- Genre: Action; horror; dark fantasy;
- Screenplay by: Brook Durham
- Story by: Angela Mancuso
- Directed by: Sheldon Wilson
- Starring: Felicia Day Kavan Smith Steven McHattie Greg Bryk David Reale
- Country of origin: Canada
- Original language: English

Production
- Producers: Lewis Chesler Angela Mancuso Marci McCurlie Robert Vaughan
- Running time: 87 minutes

Original release
- Network: Syfy
- Release: October 30, 2010

= Red: Werewolf Hunter =

2010 Canadian television film

Red: Werewolf Hunter is a 2010 Canadian television horror film directed by Sheldon Wilson, loosely based on the story of Little Red Riding Hood. It is a Syfy television film, produced by Toronto-based Chesler/Perlmutter Productions. It premiered on Syfy on October 30, 2010, and released on DVD on January 3, 2012.

==Plot==
Virginia (Felicia Day), modern-day descendant of Little Red Riding Hood, brings her fiancé, Nathan (Kavan Smith), home to meet her family. Virginia's grandmother (Rosemary Dunsmore) and brother Jake (David Reale) welcome Virginia back, with Jake calling her "Red", a family nickname of the first daughter in every generation. Shortly after their arrival, Nathan finds a man staggering up the driveway half dead. The dying man says the name "Gabriel" before Nathan runs for Virginia. When they return, the man is already ashes. The sheriff, who is Virginia's other brother Marcus (Greg Bryk), arrives and contains the situation, much to Nathan's dismay. Virginia takes Nathan inside and explains that they hunt werewolves. Nathan, not believing her, goes for a walk at sunset. He is attacked and bitten by a werewolf who reveals his name to be Gabriel (Stephen McHattie). The next day, while preparing for a hunt, Nathan asks if they had ever turned a werewolf back. Virginia tells him that the only way to break the curse is to kill the werewolf who turned the person, before the newly bitten werewolf kills a human. Shortly after, they go hunting in town where Nathan kills a werewolf. After the wolves are dead, they find a girl locked in their car's trunk. She tells them that the wolves are planning on a "game" that no human survives. Later that night, while setting up camp, Nathan transforms into a werewolf for the first time. Desperate to protect him, Virginia insists on locking him up for the night. Nathan awakens the next morning in a cell. With the curse over for the night, he is released for the day, to help hunt Gabriel. Back in town, Marcus and Jake are taken captive for the "game". When the night comes to an end, it is revealed that the brothers were killed.

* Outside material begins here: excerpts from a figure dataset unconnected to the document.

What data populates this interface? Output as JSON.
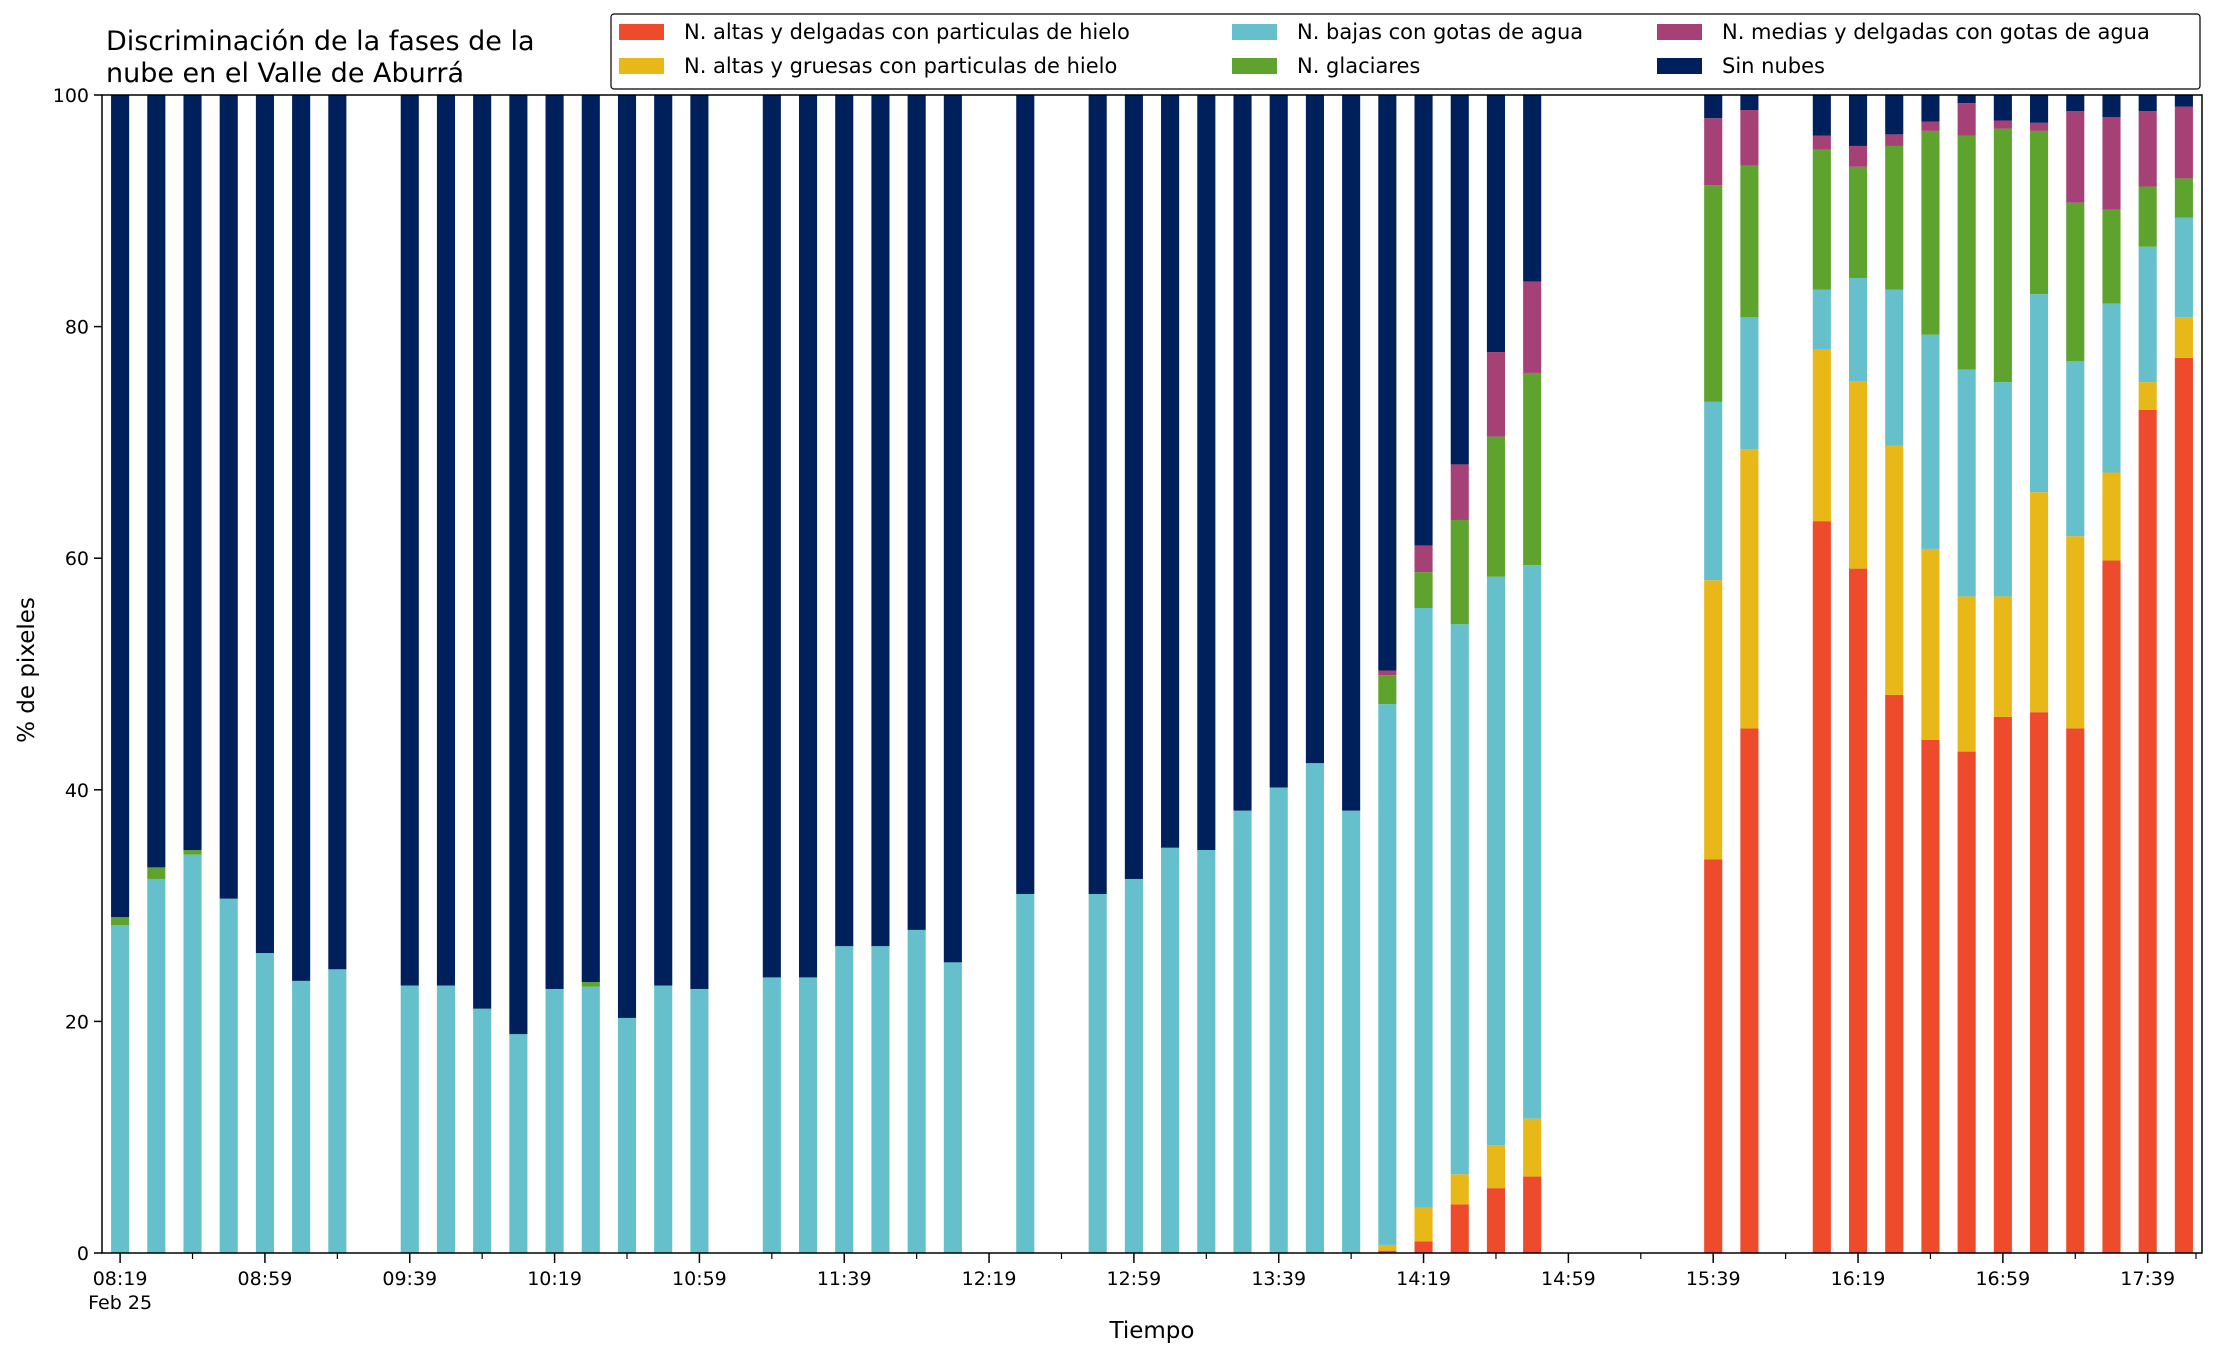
{
  "chart_data": {
    "type": "bar",
    "stacked": true,
    "title_lines": [
      "Discriminación de la fases de la",
      "nube en el Valle de Aburrá"
    ],
    "xlabel": "Tiempo",
    "ylabel": "% de pixeles",
    "ylim": [
      0,
      100
    ],
    "yticks": [
      0,
      20,
      40,
      60,
      80,
      100
    ],
    "legend_placement": "top-right",
    "grid": false,
    "date_label": "Feb 25",
    "xticks": [
      {
        "label": "08:19",
        "slot": 0
      },
      {
        "label": "08:59",
        "slot": 4
      },
      {
        "label": "09:39",
        "slot": 8
      },
      {
        "label": "10:19",
        "slot": 12
      },
      {
        "label": "10:59",
        "slot": 16
      },
      {
        "label": "11:39",
        "slot": 20
      },
      {
        "label": "12:19",
        "slot": 24
      },
      {
        "label": "12:59",
        "slot": 28
      },
      {
        "label": "13:39",
        "slot": 32
      },
      {
        "label": "14:19",
        "slot": 36
      },
      {
        "label": "14:59",
        "slot": 40
      },
      {
        "label": "15:39",
        "slot": 44
      },
      {
        "label": "16:19",
        "slot": 48
      },
      {
        "label": "16:59",
        "slot": 52
      },
      {
        "label": "17:39",
        "slot": 56
      }
    ],
    "series": [
      {
        "name": "N. altas y delgadas con particulas de hielo",
        "color": "#ee4a2c",
        "values": [
          0,
          0,
          0,
          0,
          0,
          0,
          0,
          null,
          0,
          0,
          0,
          0,
          0,
          0,
          0,
          0,
          0,
          null,
          0,
          0,
          0,
          0,
          0,
          0,
          null,
          0,
          null,
          0,
          0,
          0,
          0,
          0,
          0,
          0,
          0,
          0.2,
          1,
          4.2,
          5.6,
          6.6,
          null,
          null,
          null,
          null,
          34,
          45.3,
          null,
          63.2,
          59.1,
          48.2,
          44.3,
          43.3,
          46.3,
          46.7,
          45.3,
          59.8,
          72.8,
          77.3
        ]
      },
      {
        "name": "N. altas y gruesas con particulas de hielo",
        "color": "#e8b818",
        "values": [
          0,
          0,
          0,
          0,
          0,
          0,
          0,
          null,
          0,
          0,
          0,
          0,
          0,
          0,
          0,
          0,
          0,
          null,
          0,
          0,
          0,
          0,
          0,
          0,
          null,
          0,
          null,
          0,
          0,
          0,
          0,
          0,
          0,
          0,
          0,
          0.5,
          2.9,
          2.6,
          3.7,
          5,
          null,
          null,
          null,
          null,
          24.1,
          24.1,
          null,
          14.8,
          16.2,
          21.5,
          16.5,
          13.4,
          10.4,
          19,
          16.6,
          7.6,
          2.4,
          3.5
        ]
      },
      {
        "name": "N. bajas con gotas de agua",
        "color": "#66c0cb",
        "values": [
          28.3,
          32.3,
          34.4,
          30.6,
          25.9,
          23.5,
          24.5,
          null,
          23.1,
          23.1,
          21.1,
          18.9,
          22.8,
          23,
          20.3,
          23.1,
          22.8,
          null,
          23.8,
          23.8,
          26.5,
          26.5,
          27.9,
          25.1,
          null,
          31,
          null,
          31,
          32.3,
          35,
          34.8,
          38.2,
          40.2,
          42.3,
          38.2,
          46.7,
          51.8,
          47.5,
          49.1,
          47.8,
          null,
          null,
          null,
          null,
          15.4,
          11.4,
          null,
          5.2,
          8.9,
          13.5,
          18.5,
          19.6,
          18.5,
          17.1,
          15.1,
          14.6,
          11.7,
          8.6
        ]
      },
      {
        "name": "N. glaciares",
        "color": "#5ea32e",
        "values": [
          0.7,
          1,
          0.4,
          0,
          0,
          0,
          0,
          null,
          0,
          0,
          0,
          0,
          0,
          0.4,
          0,
          0,
          0,
          null,
          0,
          0,
          0,
          0,
          0,
          0,
          null,
          0,
          null,
          0,
          0,
          0,
          0,
          0,
          0,
          0,
          0,
          2.5,
          3.1,
          9,
          12.1,
          16.6,
          null,
          null,
          null,
          null,
          18.7,
          13.1,
          null,
          12.1,
          9.6,
          12.4,
          17.6,
          20.2,
          21.9,
          14.1,
          13.7,
          8.1,
          5.2,
          3.4
        ]
      },
      {
        "name": "N. medias y delgadas con gotas de agua",
        "color": "#a64176",
        "values": [
          0,
          0,
          0,
          0,
          0,
          0,
          0,
          null,
          0,
          0,
          0,
          0,
          0,
          0,
          0,
          0,
          0,
          null,
          0,
          0,
          0,
          0,
          0,
          0,
          null,
          0,
          null,
          0,
          0,
          0,
          0,
          0,
          0,
          0,
          0,
          0.4,
          2.3,
          4.8,
          7.3,
          7.9,
          null,
          null,
          null,
          null,
          5.8,
          4.8,
          null,
          1.2,
          1.8,
          1,
          0.8,
          2.8,
          0.7,
          0.7,
          7.9,
          8,
          6.5,
          6.2
        ]
      },
      {
        "name": "Sin nubes",
        "color": "#00205b",
        "values": [
          71,
          66.7,
          65.2,
          69.4,
          74.1,
          76.5,
          75.5,
          null,
          76.9,
          76.9,
          78.9,
          81.1,
          77.2,
          76.6,
          79.7,
          76.9,
          77.2,
          null,
          76.2,
          76.2,
          73.5,
          73.5,
          72.1,
          74.9,
          null,
          69,
          null,
          69,
          67.7,
          65,
          65.2,
          61.8,
          59.8,
          57.7,
          61.8,
          49.7,
          38.9,
          31.9,
          22.2,
          16.1,
          null,
          null,
          null,
          null,
          2,
          1.3,
          null,
          3.5,
          4.4,
          3.4,
          2.3,
          0.7,
          2.2,
          2.4,
          1.4,
          1.9,
          1.4,
          1
        ]
      }
    ]
  }
}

The next day, the family prepare for a final battle, and Gabriel seizes the moment to kidnap Virginia. Nathan finds the brothers shortly before finding Virginia. The couple return home and finish preparations for the full moon. As the sun goes down, the battle begins. Nathan is locked in his cage with the grandmother watching him. Red kills several of the werewolves who enter the house, before confronting Gabriel. Meanwhile, the grandmother tries to shoot Nathan as he turns into a werewolf. Upon escaping from the cell, Nathan, in werewolf form, kills the grandmother. Upstairs, Virginia is pursued by Gabriel. After covering her blood stained hand in silver paint, she smears it on Gabriel, who falls over the rail, two stories. Virginia jumps after him, plunging a silver headed harpoon into his heart. As he dies, Virginia hears the howl of a werewolf. Fearing the worst, she flees to the basement to see Nathan, but finds her grandmother dead. Grabbing a red cloak, Virginia runs to the woods to find Nathan. Werewolf Nathan attacks Virginia, knocking her out. In the morning, Virginia discovers she's been bitten. Several feet from where she fell was a trail of blood leading to an old ruined building. Inside, Nathan is human again. He pledges his love to Virginia, saying he wants a life with her. As he hugs her, Virginia stabs him with a silver knife, swearing she'll always love him. With his death, the curse on Virginia is broken. The film ends with her reading the story of Little Red Riding Hood to her daughter as a wolf howls in the distance.

==Cast==
- Felicia Day as Virginia "Red" Sullivan
- Kavan Smith as Nathan, Red's Fiancé
- Greg Bryk as Marcus Sullivan
- David Reale as Jake Sullivan
- Steven McHattie as Gabriel
- Rosemary Dunsmore as Grandmother Sullivan

==Home media==
It was released on DVD on January 3, 2012.